During the trial, Bruñe and Thomas both testified that, although Garlock asserted in the private memorandum given to prospective investors that the property [917]*917had a 30-year loan on it, they ultimately discovered through correspondence with the lender bank that it only had a one-year term. This allegation was not explicitly referenced in plaintiff’s complaint. At trial, plaintiffs contended they relied on Gar-lock’s statements about the term of the bank loan when signing on as investors, with Bruñe noting that the 30-year mortgage was “the only reason” he got into the investment. Tr, of Mar. 21, 2016 Hr’g at 150:11-12. Bruñe and Thomas also discussed extensively their belief, based on Garlock’s representations, that there was an income-producing easement across the property. Bruñe testified that while the investment materials promised “$200,000 per year would come from” an “easement that went from Oro Dam Boulevard across the Oroville Shopping Center,” the easement apparently did not exist. Id. at 75:4— 10. Thomas testified that there was no easement, because if there had been, the investors would have had those revenues and they “would have been able to pay for the loan.” Id. at 235:20. Garlock denied making any fraudulent assertions about the existence of this income-producing easement, explaining that even though he could not produce proof of it at trial, the easement existed and his attorneys “told [him] it was recorded.” Tr. of Mar. 24, 2016 Hr’g at 242:2. He did not object to plaintiffs’ testimony regarding his alleged misrepresentations of the loan term.

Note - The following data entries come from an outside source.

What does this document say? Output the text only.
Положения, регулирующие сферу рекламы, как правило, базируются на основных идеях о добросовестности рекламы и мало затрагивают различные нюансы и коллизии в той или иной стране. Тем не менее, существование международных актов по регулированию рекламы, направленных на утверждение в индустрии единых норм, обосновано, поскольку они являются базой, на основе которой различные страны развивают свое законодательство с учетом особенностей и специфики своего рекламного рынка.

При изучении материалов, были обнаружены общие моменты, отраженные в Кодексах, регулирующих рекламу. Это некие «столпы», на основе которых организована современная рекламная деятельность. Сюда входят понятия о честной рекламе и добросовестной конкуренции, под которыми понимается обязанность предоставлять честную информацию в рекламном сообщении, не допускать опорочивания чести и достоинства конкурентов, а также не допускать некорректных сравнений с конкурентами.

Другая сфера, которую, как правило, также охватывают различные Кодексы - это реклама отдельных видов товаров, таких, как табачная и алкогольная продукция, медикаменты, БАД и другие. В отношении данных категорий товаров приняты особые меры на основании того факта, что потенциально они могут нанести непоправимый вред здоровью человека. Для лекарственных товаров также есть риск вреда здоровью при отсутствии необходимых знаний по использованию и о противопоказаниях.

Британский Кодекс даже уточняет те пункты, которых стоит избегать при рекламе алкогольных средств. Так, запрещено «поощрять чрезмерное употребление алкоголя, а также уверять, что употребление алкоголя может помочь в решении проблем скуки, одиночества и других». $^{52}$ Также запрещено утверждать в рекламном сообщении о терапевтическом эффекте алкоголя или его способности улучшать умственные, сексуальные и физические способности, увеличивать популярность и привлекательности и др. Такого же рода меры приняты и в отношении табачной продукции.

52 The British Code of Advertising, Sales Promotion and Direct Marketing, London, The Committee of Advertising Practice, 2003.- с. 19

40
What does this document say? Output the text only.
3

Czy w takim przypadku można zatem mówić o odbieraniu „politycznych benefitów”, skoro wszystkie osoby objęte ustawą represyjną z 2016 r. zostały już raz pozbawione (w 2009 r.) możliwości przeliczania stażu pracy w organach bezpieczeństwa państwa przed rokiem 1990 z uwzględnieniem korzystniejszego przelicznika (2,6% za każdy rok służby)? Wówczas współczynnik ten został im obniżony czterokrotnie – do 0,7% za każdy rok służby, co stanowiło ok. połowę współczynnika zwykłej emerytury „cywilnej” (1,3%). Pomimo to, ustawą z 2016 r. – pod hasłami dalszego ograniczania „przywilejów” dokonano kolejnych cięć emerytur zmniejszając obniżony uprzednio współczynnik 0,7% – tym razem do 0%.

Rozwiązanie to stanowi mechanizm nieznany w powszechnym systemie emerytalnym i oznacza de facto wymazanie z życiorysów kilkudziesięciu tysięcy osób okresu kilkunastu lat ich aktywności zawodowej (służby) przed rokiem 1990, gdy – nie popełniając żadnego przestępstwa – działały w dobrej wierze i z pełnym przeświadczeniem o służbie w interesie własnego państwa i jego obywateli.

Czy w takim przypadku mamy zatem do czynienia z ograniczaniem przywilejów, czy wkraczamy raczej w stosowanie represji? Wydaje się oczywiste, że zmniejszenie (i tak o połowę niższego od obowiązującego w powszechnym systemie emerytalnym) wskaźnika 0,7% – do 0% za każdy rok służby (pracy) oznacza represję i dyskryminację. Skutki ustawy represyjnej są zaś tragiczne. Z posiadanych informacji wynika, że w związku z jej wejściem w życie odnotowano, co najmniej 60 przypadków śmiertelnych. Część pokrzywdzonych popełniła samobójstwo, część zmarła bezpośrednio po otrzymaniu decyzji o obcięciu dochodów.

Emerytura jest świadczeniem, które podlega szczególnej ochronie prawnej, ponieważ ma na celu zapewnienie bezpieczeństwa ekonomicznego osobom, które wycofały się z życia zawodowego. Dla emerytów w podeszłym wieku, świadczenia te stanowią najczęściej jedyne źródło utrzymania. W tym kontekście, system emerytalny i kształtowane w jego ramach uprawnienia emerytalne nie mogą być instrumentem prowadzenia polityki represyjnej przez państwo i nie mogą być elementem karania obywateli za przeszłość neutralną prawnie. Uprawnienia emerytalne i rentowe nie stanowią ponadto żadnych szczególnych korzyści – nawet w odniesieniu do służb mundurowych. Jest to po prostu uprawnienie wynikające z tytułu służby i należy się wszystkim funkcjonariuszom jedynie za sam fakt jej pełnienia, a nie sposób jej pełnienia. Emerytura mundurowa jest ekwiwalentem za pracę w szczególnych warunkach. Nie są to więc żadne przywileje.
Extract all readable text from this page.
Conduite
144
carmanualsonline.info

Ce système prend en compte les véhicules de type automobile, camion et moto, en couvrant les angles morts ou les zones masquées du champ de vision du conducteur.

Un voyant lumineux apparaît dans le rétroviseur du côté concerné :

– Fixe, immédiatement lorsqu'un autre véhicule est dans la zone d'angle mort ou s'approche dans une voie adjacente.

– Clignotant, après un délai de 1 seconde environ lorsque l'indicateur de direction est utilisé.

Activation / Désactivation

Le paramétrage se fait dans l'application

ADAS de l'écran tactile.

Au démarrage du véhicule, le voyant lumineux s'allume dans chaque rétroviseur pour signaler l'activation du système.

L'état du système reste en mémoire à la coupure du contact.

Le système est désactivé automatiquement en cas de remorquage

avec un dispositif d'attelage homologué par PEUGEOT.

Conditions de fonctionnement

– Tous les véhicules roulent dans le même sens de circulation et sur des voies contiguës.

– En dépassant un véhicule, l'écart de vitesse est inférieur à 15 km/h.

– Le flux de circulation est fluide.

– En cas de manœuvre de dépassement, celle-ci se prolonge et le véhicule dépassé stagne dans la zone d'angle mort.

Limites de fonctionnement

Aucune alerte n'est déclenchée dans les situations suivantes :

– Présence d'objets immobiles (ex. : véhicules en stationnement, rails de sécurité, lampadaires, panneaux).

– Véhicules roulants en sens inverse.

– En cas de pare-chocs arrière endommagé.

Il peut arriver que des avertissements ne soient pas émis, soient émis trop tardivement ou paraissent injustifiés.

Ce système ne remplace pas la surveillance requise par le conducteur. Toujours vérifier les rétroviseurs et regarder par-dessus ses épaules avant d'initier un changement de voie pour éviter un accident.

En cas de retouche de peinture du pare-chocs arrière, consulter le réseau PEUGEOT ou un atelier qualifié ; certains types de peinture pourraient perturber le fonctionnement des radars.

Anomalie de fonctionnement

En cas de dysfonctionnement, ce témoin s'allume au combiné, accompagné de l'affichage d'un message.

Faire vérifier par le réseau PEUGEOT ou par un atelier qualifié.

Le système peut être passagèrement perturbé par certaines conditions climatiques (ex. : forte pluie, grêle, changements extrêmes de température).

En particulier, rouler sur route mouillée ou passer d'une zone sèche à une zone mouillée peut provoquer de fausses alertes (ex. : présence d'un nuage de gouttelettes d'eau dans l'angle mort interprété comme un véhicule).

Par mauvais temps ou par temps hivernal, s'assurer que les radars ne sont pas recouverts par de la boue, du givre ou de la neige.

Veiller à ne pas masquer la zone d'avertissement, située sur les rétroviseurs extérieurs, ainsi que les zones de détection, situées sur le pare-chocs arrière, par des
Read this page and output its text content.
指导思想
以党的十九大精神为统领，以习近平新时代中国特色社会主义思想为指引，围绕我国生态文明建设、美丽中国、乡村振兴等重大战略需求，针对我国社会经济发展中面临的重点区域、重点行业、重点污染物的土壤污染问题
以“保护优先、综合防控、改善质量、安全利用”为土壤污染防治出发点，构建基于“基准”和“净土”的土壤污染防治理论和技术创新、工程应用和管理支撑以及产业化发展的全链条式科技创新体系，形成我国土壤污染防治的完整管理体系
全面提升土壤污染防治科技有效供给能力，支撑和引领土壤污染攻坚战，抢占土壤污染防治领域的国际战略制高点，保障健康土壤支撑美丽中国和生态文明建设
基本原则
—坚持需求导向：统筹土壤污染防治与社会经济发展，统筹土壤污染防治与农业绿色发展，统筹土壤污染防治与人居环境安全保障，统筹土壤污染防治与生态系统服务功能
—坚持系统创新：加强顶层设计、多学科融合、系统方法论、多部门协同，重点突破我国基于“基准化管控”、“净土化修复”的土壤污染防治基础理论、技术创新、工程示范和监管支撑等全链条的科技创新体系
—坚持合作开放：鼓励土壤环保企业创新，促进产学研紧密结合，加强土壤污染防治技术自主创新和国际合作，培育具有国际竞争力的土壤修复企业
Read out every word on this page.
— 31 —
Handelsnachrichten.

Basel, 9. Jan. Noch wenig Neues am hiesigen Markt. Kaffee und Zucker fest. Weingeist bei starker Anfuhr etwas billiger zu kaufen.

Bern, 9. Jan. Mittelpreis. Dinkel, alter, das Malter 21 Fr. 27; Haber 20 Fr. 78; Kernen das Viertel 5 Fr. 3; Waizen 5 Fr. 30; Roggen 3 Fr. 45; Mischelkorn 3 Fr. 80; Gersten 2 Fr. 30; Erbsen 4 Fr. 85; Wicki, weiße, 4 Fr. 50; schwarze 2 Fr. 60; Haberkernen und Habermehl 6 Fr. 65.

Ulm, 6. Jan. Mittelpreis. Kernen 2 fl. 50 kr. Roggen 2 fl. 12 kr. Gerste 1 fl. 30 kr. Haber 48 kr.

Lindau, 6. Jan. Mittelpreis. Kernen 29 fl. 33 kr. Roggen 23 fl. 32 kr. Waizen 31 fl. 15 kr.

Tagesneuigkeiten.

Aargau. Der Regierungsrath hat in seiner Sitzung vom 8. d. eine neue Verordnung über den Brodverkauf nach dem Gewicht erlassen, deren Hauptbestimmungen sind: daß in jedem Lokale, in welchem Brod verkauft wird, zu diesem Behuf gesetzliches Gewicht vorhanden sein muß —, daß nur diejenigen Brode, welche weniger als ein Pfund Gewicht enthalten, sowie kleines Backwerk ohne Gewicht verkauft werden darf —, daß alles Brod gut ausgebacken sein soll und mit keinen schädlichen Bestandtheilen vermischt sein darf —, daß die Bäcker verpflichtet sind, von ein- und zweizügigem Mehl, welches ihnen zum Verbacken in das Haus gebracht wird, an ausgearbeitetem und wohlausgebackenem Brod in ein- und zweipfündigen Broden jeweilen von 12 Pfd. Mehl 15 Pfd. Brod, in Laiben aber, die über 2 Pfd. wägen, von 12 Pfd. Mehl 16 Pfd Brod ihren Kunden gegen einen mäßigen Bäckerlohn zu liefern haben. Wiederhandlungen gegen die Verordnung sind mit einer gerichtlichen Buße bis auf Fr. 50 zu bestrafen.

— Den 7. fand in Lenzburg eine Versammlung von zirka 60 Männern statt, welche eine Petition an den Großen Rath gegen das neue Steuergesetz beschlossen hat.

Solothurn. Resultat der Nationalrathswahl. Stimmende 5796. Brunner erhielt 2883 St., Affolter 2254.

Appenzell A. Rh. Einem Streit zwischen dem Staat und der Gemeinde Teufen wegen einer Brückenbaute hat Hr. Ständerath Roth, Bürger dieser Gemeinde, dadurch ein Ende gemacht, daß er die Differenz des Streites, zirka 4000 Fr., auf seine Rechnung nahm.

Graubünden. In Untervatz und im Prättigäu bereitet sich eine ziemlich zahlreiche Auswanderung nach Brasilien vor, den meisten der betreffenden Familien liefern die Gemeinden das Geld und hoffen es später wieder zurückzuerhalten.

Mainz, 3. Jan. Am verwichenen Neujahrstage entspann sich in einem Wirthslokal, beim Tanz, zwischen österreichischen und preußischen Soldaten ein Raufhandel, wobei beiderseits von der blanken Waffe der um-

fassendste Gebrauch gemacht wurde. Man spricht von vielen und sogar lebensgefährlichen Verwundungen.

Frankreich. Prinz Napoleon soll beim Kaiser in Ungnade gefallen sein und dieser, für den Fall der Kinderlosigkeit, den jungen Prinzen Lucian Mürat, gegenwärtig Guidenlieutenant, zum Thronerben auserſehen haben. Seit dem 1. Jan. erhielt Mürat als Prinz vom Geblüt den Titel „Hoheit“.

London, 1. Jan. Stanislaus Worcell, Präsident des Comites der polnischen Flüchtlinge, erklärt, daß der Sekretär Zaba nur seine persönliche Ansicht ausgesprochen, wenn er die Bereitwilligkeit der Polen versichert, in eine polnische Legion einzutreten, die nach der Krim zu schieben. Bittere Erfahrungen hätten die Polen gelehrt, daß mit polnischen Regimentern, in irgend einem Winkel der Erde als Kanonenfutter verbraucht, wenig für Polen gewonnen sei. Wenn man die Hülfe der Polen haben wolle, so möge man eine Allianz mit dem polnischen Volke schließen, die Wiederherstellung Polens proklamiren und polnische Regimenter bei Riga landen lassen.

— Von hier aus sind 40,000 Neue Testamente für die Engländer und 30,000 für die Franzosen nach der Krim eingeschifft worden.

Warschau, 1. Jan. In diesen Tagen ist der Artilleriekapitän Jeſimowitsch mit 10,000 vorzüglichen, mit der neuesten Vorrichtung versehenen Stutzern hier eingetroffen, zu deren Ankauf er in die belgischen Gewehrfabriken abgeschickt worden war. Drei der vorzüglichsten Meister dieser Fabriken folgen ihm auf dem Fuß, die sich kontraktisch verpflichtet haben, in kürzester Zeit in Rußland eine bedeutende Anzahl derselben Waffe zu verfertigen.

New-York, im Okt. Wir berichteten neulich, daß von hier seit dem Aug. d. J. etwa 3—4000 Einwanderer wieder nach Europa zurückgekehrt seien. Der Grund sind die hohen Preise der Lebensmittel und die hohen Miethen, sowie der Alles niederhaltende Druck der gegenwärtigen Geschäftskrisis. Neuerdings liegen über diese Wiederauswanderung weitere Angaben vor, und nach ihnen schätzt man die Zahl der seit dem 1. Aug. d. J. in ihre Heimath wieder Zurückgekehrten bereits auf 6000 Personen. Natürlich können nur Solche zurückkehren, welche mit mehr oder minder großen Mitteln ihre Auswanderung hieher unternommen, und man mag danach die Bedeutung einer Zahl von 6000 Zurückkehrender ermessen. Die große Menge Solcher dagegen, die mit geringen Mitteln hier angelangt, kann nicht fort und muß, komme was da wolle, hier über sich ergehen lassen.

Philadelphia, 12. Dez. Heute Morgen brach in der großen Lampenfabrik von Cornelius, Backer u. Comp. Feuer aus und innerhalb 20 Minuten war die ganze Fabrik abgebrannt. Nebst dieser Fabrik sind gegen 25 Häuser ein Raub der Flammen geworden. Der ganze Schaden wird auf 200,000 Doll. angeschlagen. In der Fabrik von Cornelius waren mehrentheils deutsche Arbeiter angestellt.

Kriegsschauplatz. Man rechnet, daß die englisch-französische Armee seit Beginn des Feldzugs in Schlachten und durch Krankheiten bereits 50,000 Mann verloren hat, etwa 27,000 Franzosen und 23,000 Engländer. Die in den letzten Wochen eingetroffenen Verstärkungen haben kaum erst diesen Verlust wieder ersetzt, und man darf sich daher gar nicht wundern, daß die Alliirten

The bankruptcy court issued its judgment on July 5, 2016. It determined Gar-lock was personally liable under section 523(a)(2)(A) for defrauding plaintiffs through false representations in two dis-positive areas of “critical concern”: the term on the bank loan and “the situation regarding the easement.” Tr. of July 5, 2016 Hr’g at 7:6-8. The court awarded $462,000 to Bruñe and $500,000 to Thomas. All claims regarding the other properties at issue were decided in Gariock’s favor.

On August 11, 2016, Garlock filed a motion to amend the judgment under Federal Rule of Bankruptcy Procedure 9023. Gar-lock contested the bankruptcy court’s findings about both the easement and the loan misrepresentations. First, Garlock argued that because he was able to then show a copy of the recorded easement, he incontrovertibly demonstrated its existence, disproving any easement-related fraud claims. Second, Garlock argued that there was insufficient evidence to demonstrate any false statement regarding the term of the bank loan was made with knowledge of its falsity or with intent to deceive investors.